What does this new generation believe? I do not know. What I know is what would not work on them. e.g,
  • The anti-mainland card does not work. They grow up in an environment where the HK economy is suported by the growth in China. Many of them are new immigrants from the mainland
  • To another extreme, the new voters were too young to remember what happened 19 years ago. The radical approaches by many of the AD preachers do not resonate with them
  • They do not know what the hell you are talking about when you tell them what the Brits would have done. (Frankly, in my opinion, many AD articles committed the crime of lying or exaggeration when they made the pre-colonial comparision)
As a result, the defeat of pan-Dem is inevitable, if they are still toeing this party line (i.e. the Martin Lee/Jimmy Lai) line. Because, simply, they are turning away the army of cossacks to their opponents.

Perhaps the sky in Taiwan will change now

I have been very cautious when asked about the election in Taiwan all these times. I thought Ma Ying-jeou should win, and will most likely win. But the DPP election machine and strategy has worked very well in the past 8 years, and no one can really be sure.

More importantly, it is the trend of 'localization' that have put MYJ/blue in a disadvantageous position. In words, the new generation, who are borned and raised in Taiwan, will inevitably find the Green's "local appeal" more appealing. Every 4 years, there are some 3-4% of the total population becoming eligible to vote. It is this cohort of newly mint voters who has shifted (and will continue to shift) the election balance.
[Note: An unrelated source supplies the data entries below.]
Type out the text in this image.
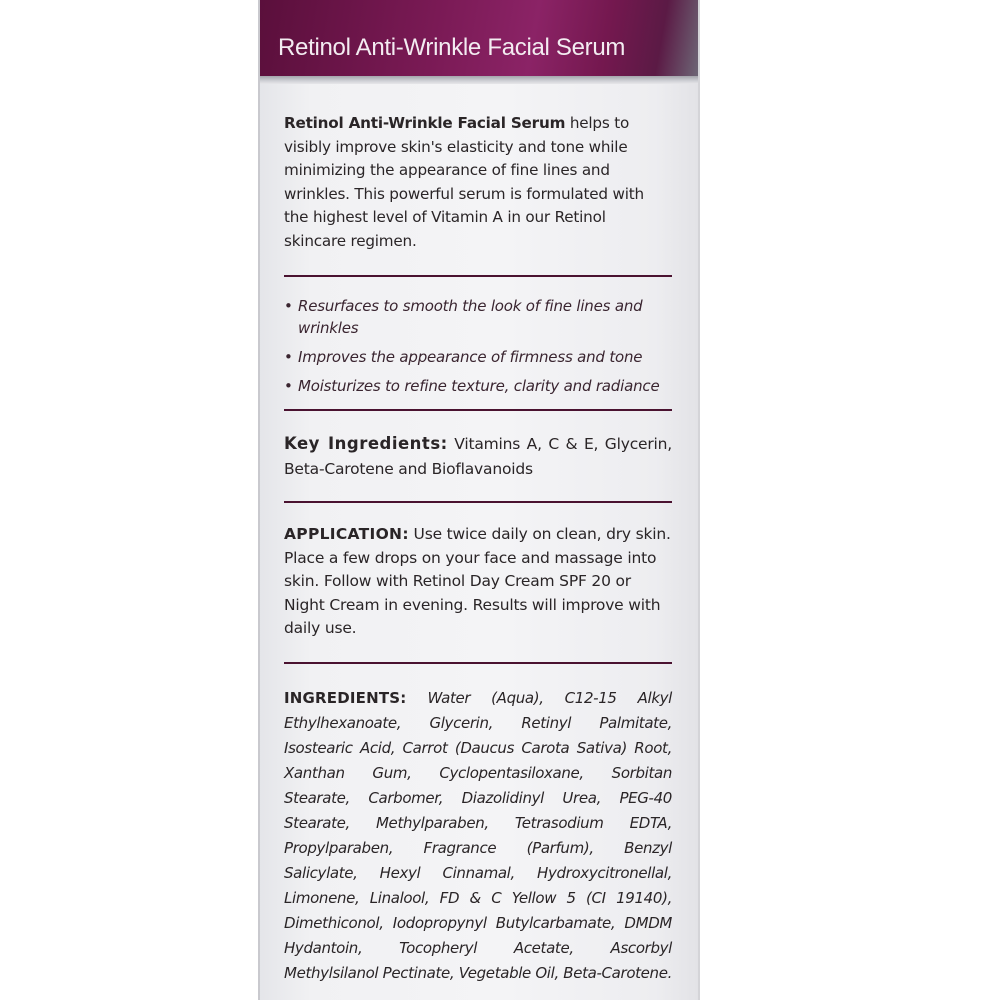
Retinol Anti-Wrinkle Facial Serum

Retinol Anti-Wrinkle Facial Serum helps to visibly improve skin's elasticity and tone while minimizing the appearance of fine lines and wrinkles. This powerful serum is formulated with the highest level of Vitamin A in our Retinol skincare regimen.

• Resurfaces to smooth the look of fine lines and wrinkles
• Improves the appearance of firmness and tone
• Moisturizes to refine texture, clarity and radiance

Key Ingredients: Vitamins A, C & E, Glycerin, Beta-Carotene and Bioflavanoids

APPLICATION: Use twice daily on clean, dry skin. Place a few drops on your face and massage into skin. Follow with Retinol Day Cream SPF 20 or Night Cream in evening. Results will improve with daily use.

INGREDIENTS: Water (Aqua), C12-15 Alkyl Ethylhexanoate, Glycerin, Retinyl Palmitate, Isostearic Acid, Carrot (Daucus Carota Sativa) Root, Xanthan Gum, Cyclopentasiloxane, Sorbitan Stearate, Carbomer, Diazolidinyl Urea, PEG-40 Stearate, Methylparaben, Tetrasodium EDTA, Propylparaben, Fragrance (Parfum), Benzyl Salicylate, Hexyl Cinnamal, Hydroxycitronellal, Limonene, Linalool, FD & C Yellow 5 (CI 19140), Dimethiconol, Iodopropynyl Butylcarbamate, DMDM Hydantoin, Tocopheryl Acetate, Ascorbyl Methylsilanol Pectinate, Vegetable Oil, Beta-Carotene.
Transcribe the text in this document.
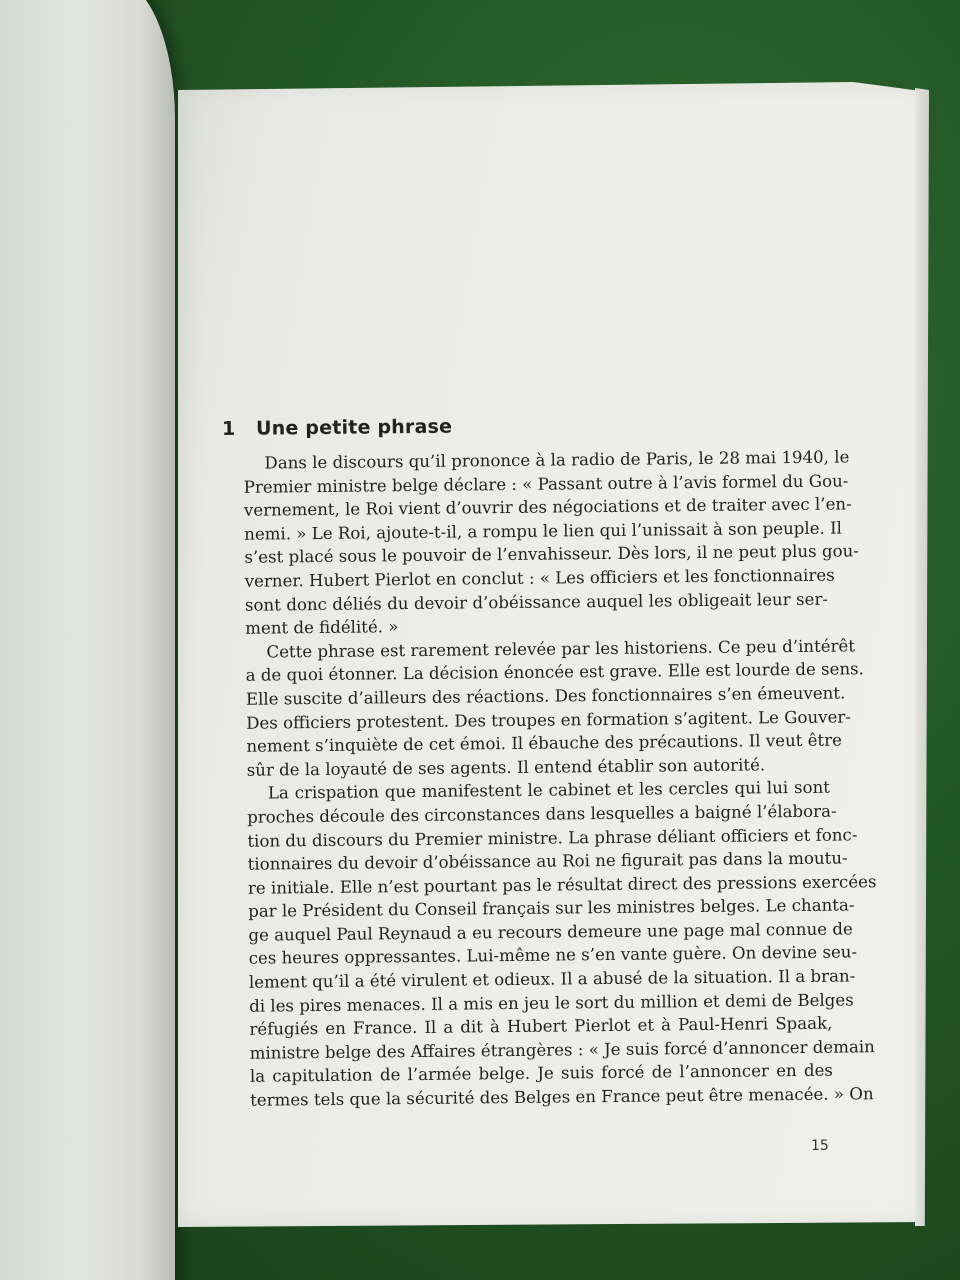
1 Une petite phrase
Dans le discours qu’il prononce à la radio de Paris, le 28 mai 1940, le
Premier ministre belge déclare : « Passant outre à l’avis formel du Gou-
vernement, le Roi vient d’ouvrir des négociations et de traiter avec l’en-
nemi. » Le Roi, ajoute-t-il, a rompu le lien qui l’unissait à son peuple. Il
s’est placé sous le pouvoir de l’envahisseur. Dès lors, il ne peut plus gou-
verner. Hubert Pierlot en conclut : « Les officiers et les fonctionnaires
sont donc déliés du devoir d’obéissance auquel les obligeait leur ser-
ment de fidélité. »
Cette phrase est rarement relevée par les historiens. Ce peu d’intérêt
a de quoi étonner. La décision énoncée est grave. Elle est lourde de sens.
Elle suscite d’ailleurs des réactions. Des fonctionnaires s’en émeuvent.
Des officiers protestent. Des troupes en formation s’agitent. Le Gouver-
nement s’inquiète de cet émoi. Il ébauche des précautions. Il veut être
sûr de la loyauté de ses agents. Il entend établir son autorité.
La crispation que manifestent le cabinet et les cercles qui lui sont
proches découle des circonstances dans lesquelles a baigné l’élabora-
tion du discours du Premier ministre. La phrase déliant officiers et fonc-
tionnaires du devoir d’obéissance au Roi ne figurait pas dans la moutu-
re initiale. Elle n’est pourtant pas le résultat direct des pressions exercées
par le Président du Conseil français sur les ministres belges. Le chanta-
ge auquel Paul Reynaud a eu recours demeure une page mal connue de
ces heures oppressantes. Lui-même ne s’en vante guère. On devine seu-
lement qu’il a été virulent et odieux. Il a abusé de la situation. Il a bran-
di les pires menaces. Il a mis en jeu le sort du million et demi de Belges
réfugiés en France. Il a dit à Hubert Pierlot et à Paul-Henri Spaak,
ministre belge des Affaires étrangères : « Je suis forcé d’annoncer demain
la capitulation de l’armée belge. Je suis forcé de l’annoncer en des
termes tels que la sécurité des Belges en France peut être menacée. » On
15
Just like Russia in WWII, with the endless suplly of cossacks and tanks from Siberia, Russia had finally defeated Nazi Germany. This younger cohort of voters has been the cossacks for DPP -- as long as DPP can maintain its appeal to the young generation.

However, things have changed over the last few months. MYJ has taken one very important and strategic step, by taking the middle path of being ambiguous about the sensitive topic of unification vs independence, and declared it is the people who can decide.

With this important shift in 'ideology', Ma has finally won the support of "All People Clan" (全民计程车, aka Chuang Min), which is a major taxi driver organization in Taipei. Taipei has always been a KMT and pan-Blue base, one can say that Chuang Min is only a minor player. However, if you have been to Taiwan for the past 15 years, you will know how "deep green" Chuang Min has been. These die hard supporters have been fighting (literally, with bartons and fist) with the blue supporting drivers, and they will kick you off their cab if you fail their test in your conversation. When I first went to Taiwan, people warned me not to answer any question regarding politics a taxi driver may ask, if I did not want to be beated up. They were warning me of Chuang Min and told me to watch out for their flag.

The significance of the change of mind by Chuang Min is profound. It means
1) CSB has actually turned off quite some deep green supporters
2) in the Chuang Min statement, they said it was the economy that made them abandoned DPP. If that applies elsewhere over the island, I believe many others will reason in similar way.
3) Most importantly, this shows that MYJ has successfully shifted to the center, and was able to win some green supporters (not only the colorless voters)

This is the first real indication that MYJ will win.

It is time to be bullish on Taiwan's stock market. The Taiwanese business will finally be able to ride the China boom.